On March 23 2021, the London Internet eXchange Point (LINX) suffered from several problems on a part of its network. This caused huge traffic shits. Emile Aben provides a detailed analysis of this event using public data.
BGP is a routing protocol where routers exchange incremental updates, i.e. they only advertise changes to their routing tables. In theory, if the origin of a BGP route ceases to announce this prefix, the route should eventually disappear from all Internet routers. Unfortunately, some such BGP routes, called BGP zombies, are not correctly withdrawn and remain in the routing tables of BGP routers in parts of the Internet. A recent blog post provides an interesting experiment showing that BGP zombies still exist and proposes a possible explanation.
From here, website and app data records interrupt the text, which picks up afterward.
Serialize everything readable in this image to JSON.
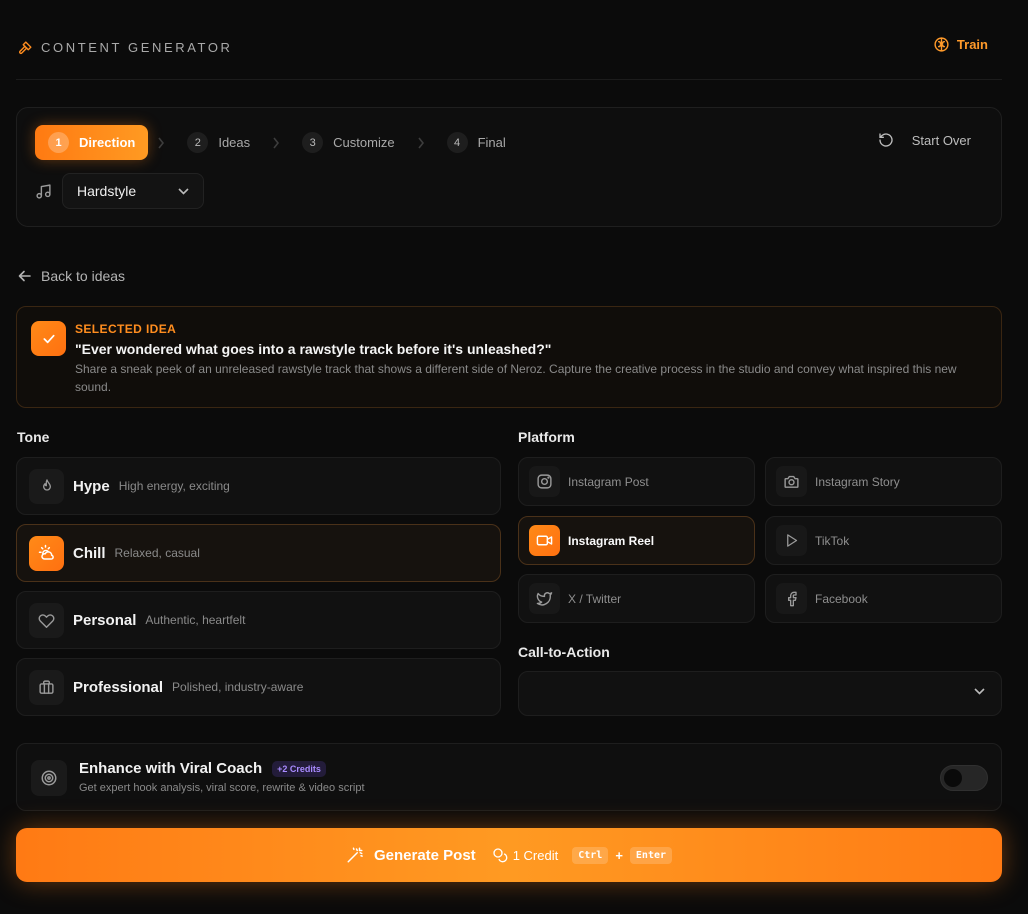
{
  "header": {
    "title": "CONTENT GENERATOR",
    "train_label": "Train"
  },
  "stepper": {
    "steps": [
      {
        "num": "1",
        "label": "Direction",
        "active": true
      },
      {
        "num": "2",
        "label": "Ideas"
      },
      {
        "num": "3",
        "label": "Customize"
      },
      {
        "num": "4",
        "label": "Final"
      }
    ],
    "start_over_label": "Start Over",
    "genre": "Hardstyle"
  },
  "back_label": "Back to ideas",
  "selected_idea": {
    "label": "SELECTED IDEA",
    "quote": "\"Ever wondered what goes into a rawstyle track before it's unleashed?\"",
    "description": "Share a sneak peek of an unreleased rawstyle track that shows a different side of Neroz. Capture the creative process in the studio and convey what inspired this new sound."
  },
  "tone": {
    "label": "Tone",
    "options": [
      {
        "name": "Hype",
        "sub": "High energy, exciting",
        "icon": "flame-icon"
      },
      {
        "name": "Chill",
        "sub": "Relaxed, casual",
        "icon": "sun-cloud-icon",
        "selected": true
      },
      {
        "name": "Personal",
        "sub": "Authentic, heartfelt",
        "icon": "heart-icon"
      },
      {
        "name": "Professional",
        "sub": "Polished, industry-aware",
        "icon": "briefcase-icon"
      }
    ]
  },
  "platform": {
    "label": "Platform",
    "options": [
      {
        "name": "Instagram Post",
        "icon": "instagram-icon"
      },
      {
        "name": "Instagram Story",
        "icon": "camera-icon"
      },
      {
        "name": "Instagram Reel",
        "icon": "video-icon",
        "selected": true
      },
      {
        "name": "TikTok",
        "icon": "play-icon"
      },
      {
        "name": "X / Twitter",
        "icon": "twitter-icon"
      },
      {
        "name": "Facebook",
        "icon": "facebook-icon"
      }
    ]
  },
  "cta": {
    "label": "Call-to-Action",
    "value": ""
  },
  "coach": {
    "title": "Enhance with Viral Coach",
    "badge": "+2 Credits",
    "sub": "Get expert hook analysis, viral score, rewrite & video script",
    "enabled": false
  },
  "generate": {
    "label": "Generate Post",
    "credit": "1 Credit",
    "key1": "Ctrl",
    "plus": "+",
    "key2": "Enter"
  },
  "colors": {
    "accent": "#ff8a18",
    "background": "#0b0b0b",
    "panel": "#111111",
    "badge": "#a98bff"
  }
}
Some organisations own large IPv4 prefixes that they do not advertise on the public Internet. In the early days of the Internet, large blocks of the IPv4 addressing space (221,828,864 addresses) were allocated to the US Army. Nobody really knows whether these IPv4 addresses were actually used, but network operators were very surprised to see an unknown company advertise these blocks of IPv4 addresses. Some argued that this block of addresses could used to create another network telescope to track ongoing attacks. You can find additional information in a blog post and a magazine article.
With the deployment a new satellite-based services like Starlink, Oneweb and others we could have several satellite constellations above our heads in the combing years. Some of these low-orbit satellites are sometimes visible from the ground provided that one looks in the right direction at the right time. A recent web application allows you to plan your next satellite observation through a nice application that leverages Street View to show you where to look at.
Data transmission networks existed before the invention of computers and later computer networks. Besides the telegraphs and other early networks described in The early history of data networks there were other types of networks. Companies and cities used pneumatic networks to quickly exchange written notes. In Paris, the pneumatic network created in 1866 spanned 15 kms. The French television celebrated the 100th anniversary of this network in 1966 with a three minutes movie.
Software and tools
The Linux TCP/IP stack is one of the most widely used TCP/IP implementation these days. The stack is complex and includes a large number of functions. When exploring the kernel code, it is often useful to be able to trace the functions that are executed to perform a specific task. ipftrace2 allows to trace how specific packets are processed by the various functions of the Linux kernel.
Many users measure the performance of their cellular or home networks by using websites that try to serve large files as quickly as possible and then use short flows to report latency measurements. Unfortunately, these tests are not representative for most applications. Applications rarely need to exchange huge files. Many applications would like to have a network that has enough available bandwidth to transfert the blocks of data that it produces with a low and stable latency. For many applications, spikes in latency are much more problematic as soon as the throughput is above a few tens of Mbps. A recent report argues for hybrid measurements, i.e. measurements of latency and latency variations while applications actually run.
Network congestion typically happens on some parts of the network, e.g. low-speed access links or overloaded peering links. When the network does not perform as expected, it can be useful for users to try to isolate where packet losses occur. Mtr is a variant of traceroute that sends probes to identify where packet losses occur. A recent blog post describes some use cases for mtr.